Friends wanted to know why we were swapping the permanently up and coming North Finchley for the ‘retirement capital of the South Coast’. They’d decided on that viewpoint without ever venturing south of Lewes, of course.
So why Eastbourne? Well, it certainly ticks the estate agents’ boxes – stunning seafront, five minutes to the Downs, good schools, affordable homes. Check. But we’ve also happened upon a proper ‘we’re all in it together’ spirit, which means Eastbourne consistently punches above its weight. It’s the little town that could. Or can in fact.
Take the Pier burning down last summer – an appalling event made worse by the tragic death of pier worker Stephen Penrice. People paid their respects, pulled together and the boardwalk was open within a few weeks. Remarkable. It’s the same kind of ‘we won’t be druv’ Sussex spirit that’s producing sterling work on Hastings Pier.
There’s a statistic I hear a lot, that Eastbourne is the fastest growing town for families on the South Coast. I’ve never been sure if it’s made up or on the level, but it feels about right. Old Town, where we live, seems to have plenty of babies in buggies and upstart toddlers. We’ve been there and got the T-shirt.

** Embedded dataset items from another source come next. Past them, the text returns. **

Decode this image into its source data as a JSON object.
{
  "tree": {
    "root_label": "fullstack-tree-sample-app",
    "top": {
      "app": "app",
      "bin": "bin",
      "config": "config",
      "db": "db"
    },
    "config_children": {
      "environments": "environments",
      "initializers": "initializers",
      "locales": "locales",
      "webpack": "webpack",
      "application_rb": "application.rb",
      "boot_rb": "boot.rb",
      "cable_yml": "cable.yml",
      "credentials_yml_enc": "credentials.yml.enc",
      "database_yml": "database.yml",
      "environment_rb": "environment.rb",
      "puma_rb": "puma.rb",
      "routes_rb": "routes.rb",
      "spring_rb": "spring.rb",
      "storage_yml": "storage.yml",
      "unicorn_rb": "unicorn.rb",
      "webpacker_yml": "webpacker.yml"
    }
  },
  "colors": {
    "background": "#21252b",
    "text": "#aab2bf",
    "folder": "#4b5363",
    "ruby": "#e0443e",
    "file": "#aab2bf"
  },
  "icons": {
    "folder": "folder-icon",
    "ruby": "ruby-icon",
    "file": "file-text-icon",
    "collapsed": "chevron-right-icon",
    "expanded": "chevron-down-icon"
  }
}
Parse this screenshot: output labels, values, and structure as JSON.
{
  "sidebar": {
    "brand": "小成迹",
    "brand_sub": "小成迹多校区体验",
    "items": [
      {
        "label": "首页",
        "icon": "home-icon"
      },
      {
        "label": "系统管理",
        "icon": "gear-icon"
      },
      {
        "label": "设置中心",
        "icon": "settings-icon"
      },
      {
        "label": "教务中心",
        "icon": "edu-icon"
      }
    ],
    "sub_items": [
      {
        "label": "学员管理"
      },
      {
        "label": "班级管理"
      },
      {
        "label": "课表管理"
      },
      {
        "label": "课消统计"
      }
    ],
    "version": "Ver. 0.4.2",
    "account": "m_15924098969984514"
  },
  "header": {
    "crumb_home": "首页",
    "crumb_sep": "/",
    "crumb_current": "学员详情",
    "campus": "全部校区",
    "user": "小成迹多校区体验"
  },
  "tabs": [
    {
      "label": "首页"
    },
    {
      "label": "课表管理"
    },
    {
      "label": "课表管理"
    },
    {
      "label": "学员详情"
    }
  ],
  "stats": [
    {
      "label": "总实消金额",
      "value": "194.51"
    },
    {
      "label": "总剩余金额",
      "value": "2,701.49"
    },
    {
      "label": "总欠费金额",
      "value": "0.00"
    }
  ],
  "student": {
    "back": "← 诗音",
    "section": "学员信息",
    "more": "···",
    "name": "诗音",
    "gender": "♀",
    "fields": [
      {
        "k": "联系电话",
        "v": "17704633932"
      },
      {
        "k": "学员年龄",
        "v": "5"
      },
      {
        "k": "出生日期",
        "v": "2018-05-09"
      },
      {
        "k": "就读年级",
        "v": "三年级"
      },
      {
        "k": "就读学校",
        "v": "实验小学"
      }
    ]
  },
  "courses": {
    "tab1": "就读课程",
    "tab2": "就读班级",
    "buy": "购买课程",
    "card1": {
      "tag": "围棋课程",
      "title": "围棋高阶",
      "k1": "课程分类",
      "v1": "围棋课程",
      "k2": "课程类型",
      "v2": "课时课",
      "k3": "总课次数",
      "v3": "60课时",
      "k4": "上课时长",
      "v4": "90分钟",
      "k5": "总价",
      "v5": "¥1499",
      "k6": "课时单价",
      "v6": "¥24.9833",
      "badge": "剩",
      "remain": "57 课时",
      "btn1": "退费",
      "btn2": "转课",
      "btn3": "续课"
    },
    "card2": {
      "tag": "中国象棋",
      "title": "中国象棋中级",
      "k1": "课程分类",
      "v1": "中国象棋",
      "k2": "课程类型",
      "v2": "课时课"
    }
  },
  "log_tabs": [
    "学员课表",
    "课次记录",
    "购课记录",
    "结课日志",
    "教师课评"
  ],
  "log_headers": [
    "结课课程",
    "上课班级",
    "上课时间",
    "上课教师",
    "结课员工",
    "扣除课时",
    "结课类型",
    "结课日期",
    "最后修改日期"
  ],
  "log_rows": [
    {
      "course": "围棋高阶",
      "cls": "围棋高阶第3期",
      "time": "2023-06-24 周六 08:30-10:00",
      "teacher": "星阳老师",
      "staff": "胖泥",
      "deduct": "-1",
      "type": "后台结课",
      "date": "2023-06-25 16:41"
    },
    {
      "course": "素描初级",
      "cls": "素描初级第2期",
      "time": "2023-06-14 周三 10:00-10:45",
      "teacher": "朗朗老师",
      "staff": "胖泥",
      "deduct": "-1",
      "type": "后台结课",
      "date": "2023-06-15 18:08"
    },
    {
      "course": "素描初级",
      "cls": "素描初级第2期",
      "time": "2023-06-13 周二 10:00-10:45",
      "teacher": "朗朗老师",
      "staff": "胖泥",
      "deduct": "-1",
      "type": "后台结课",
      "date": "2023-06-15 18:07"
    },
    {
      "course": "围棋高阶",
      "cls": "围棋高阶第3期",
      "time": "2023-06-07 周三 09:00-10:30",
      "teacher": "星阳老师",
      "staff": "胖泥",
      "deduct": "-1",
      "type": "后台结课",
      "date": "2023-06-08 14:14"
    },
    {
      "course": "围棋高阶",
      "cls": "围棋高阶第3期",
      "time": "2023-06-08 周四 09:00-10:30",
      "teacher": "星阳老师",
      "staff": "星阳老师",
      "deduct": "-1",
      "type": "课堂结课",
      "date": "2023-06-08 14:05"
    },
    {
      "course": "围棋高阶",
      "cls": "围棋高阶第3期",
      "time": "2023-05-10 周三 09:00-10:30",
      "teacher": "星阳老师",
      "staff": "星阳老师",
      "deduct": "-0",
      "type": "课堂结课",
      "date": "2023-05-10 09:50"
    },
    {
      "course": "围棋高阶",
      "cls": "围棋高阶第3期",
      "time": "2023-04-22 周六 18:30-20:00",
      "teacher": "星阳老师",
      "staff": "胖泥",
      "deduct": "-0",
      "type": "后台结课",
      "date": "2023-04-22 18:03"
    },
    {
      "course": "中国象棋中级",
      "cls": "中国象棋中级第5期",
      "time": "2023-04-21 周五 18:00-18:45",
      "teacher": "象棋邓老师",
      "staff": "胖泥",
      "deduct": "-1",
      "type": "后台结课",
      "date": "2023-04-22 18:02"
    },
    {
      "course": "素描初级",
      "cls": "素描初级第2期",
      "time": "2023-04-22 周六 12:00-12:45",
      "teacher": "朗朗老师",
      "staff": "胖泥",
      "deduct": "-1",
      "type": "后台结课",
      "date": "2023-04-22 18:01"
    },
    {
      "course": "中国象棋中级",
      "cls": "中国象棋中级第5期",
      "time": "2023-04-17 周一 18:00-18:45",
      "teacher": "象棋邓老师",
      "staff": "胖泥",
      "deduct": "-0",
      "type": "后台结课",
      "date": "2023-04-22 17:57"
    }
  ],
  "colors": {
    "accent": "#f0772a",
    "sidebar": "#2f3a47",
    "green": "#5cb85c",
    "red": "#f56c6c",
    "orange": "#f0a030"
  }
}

If you’re thinking of moving to Eastbourne then Old Town is a good first place to look – there’s plenty of attractive Victorian streets and leafy suburbs with houses around the £200-300k mark. Ofsted rates the schools around here too. There’s Motcombe and Pashley Down for infants, Ocklynge for juniors, Ratton and Cavendish for teens. Plus, there’s the recently opened Gildredge House Free School, which we’re hearing good things about.
There’s often no need for us to venture into town. We’ve two (soon to be three) supermarkets on our doorstep and five decent pubs. There’s a smattering of cafés, like Cafe Corro in Green Street and Love All in Gildredge Park – we spend an unhealthy amount of time in both.
South west of us is Meads Village, perhaps the most well-heeled area of Eastbourne. It has its own High Street with shops like Barley Sugar, Martha’s Kitchen and the ArtisVin wine merchant affording the place a Muswell Hill sur la mer vibe. Meads is too pricey for us, but many London and Brighton types have made it their home.
Prices are a little more manageable east of the Pier. The Seaside area of town, immediately behind the prom, boasts street after street of well-proportioned homes. There’s several four bed semis on the market for £250k right now – if this was Brighton they’d be heading towards seven figures. Plus, there’s an excellent curry house, Shimla Palace, which we’ve got on speed dial. Also check out the Crown & Anchor – Eastbourne’s only seafront boozer – and the Victoria – unspoilt and off the beaten track.
Nautical types head further east to Sovereign Harbour, one of the largest marinas in the UK. There’s a fair few contemporary looking apartments off Midway Quay changing hands at around £220k for a two bed. They overlook the Waterfront, a recent development of shops and restaurants, including the excellent Seasons Tapas and Deli.
There’s been a lot of talk about regenerating Eastbourne, but our town centre has mostly been looked after. The slightest infraction makes the letters page of the Herald newspaper, so it’s hard to get away with much. The largest shopping area, the Arndale Centre, is a stone’s throw from the station. Architecturally it’s a bit dated, but has all the High Street shops you need. The Arndale is also about to receive an (almost) £100m shot in the arm with work starting next year on a modern-ish looking extension and nine-screen cinema. When you think about all the places that have been decimated by out of town shopping malls, the fact that there’s this amount of investment in our town centre is pretty amazing.
Like Brighton, we can’t move for coffee shops, but thankfully there’s a lot of decent ones. The latest is Nelson’s across the road from the station and its website describes the beans, grinders and espresso machine to a coffee nerd’s level of detail. Owners Ben and Lucy were inspired by a honeymoon trip to Canada and brought a small part of it back home – Lumberjack shirts optional. Elsewhere in the town centre, check out Urban Ground on Bolton Road and also now at the Towner Gallery. Neate’s Cakes on Terminus Road is a must-gorge on the way to the seafront.
Every seaside town worth its salt has an arts scene and Eastbourne is no exception. Everyone should have heard about the Towner by now, designed by modernist master Rick Mather and recent winner of the Brighton Argus’ Best Museum award. It’s recently become an independent trust and won the support of David Dimbleby, so expect some good things this year.